Difficile dar torto alla Regione che dalla verifica delle 311 schede di censimento - richieste, ricordiamo, dal tavolo con la delegazione dei commercianti di via Sarpi - scopre una richiesta di 68.397 metri quadri di superficie per le attività contro 28.940 attualmente occupati. Impossibile poi valutare sia i dati sulla movimentazione delle merci che delle persone gravitanti sui 70mila metri quadri in quel di Arese poiché questi dati non sono stato consegnati seppur richiesti.
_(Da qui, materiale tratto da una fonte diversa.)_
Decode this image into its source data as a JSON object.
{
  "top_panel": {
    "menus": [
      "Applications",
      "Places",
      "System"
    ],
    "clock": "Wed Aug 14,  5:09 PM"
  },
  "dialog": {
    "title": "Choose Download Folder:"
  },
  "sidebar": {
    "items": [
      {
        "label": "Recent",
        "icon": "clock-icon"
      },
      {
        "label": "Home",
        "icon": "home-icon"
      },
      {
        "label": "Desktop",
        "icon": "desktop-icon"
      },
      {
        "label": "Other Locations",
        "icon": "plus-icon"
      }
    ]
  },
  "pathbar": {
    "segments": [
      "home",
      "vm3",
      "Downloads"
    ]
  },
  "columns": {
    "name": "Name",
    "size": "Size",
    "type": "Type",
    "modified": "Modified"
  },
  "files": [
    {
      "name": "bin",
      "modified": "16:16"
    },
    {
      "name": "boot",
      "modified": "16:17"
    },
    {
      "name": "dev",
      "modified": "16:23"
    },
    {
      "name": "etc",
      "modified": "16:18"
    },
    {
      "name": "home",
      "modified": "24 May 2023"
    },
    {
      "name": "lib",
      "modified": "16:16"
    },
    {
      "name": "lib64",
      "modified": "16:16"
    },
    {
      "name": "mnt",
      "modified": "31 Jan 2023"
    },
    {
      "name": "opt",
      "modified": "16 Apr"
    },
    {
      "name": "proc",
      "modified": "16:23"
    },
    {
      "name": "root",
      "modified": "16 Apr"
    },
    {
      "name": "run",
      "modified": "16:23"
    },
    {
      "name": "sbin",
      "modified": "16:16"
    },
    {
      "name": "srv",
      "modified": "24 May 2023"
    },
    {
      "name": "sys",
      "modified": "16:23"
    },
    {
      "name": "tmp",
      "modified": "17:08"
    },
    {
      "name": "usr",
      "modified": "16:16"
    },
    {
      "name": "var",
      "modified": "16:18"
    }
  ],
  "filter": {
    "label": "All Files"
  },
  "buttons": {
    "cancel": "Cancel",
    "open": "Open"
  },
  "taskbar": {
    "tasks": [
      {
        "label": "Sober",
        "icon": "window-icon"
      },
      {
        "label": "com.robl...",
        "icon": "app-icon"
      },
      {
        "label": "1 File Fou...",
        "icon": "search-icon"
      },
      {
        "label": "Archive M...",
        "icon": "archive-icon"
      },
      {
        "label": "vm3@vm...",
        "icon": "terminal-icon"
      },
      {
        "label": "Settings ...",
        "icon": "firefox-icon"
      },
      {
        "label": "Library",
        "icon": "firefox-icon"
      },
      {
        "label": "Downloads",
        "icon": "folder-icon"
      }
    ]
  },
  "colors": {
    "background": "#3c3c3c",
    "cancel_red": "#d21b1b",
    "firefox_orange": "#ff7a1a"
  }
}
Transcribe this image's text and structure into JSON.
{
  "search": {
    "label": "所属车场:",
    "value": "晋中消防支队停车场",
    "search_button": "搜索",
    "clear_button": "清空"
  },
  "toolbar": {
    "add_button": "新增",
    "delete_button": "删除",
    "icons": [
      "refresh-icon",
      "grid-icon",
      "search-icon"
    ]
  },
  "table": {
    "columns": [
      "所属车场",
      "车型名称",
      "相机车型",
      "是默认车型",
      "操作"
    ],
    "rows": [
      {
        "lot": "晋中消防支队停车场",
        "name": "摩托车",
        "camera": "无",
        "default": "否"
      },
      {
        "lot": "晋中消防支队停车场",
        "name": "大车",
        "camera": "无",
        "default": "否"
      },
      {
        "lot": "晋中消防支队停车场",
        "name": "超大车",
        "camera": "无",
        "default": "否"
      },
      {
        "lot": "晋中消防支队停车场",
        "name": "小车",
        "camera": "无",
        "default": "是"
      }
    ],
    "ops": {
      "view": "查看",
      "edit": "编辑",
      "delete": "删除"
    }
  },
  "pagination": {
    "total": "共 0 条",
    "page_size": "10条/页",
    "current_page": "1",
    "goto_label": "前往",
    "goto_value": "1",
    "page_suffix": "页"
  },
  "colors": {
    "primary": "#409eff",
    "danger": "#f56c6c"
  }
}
Che aggiungere? «Non resta, a questo punto, che valutare insieme alle Istituzioni coinvolte se e come procedere».

Chiamata in causa del Comune che, evidentemente, vorrebbe spostare il problema Chinatown fuori da Milano e al più presto possibile, ma, annota l’assessore comunale Tiziana Maiolo, «questa gente si deve rendere conto che deve rispettare le regole e avere gli stessi diritti e doveri dei milanesi».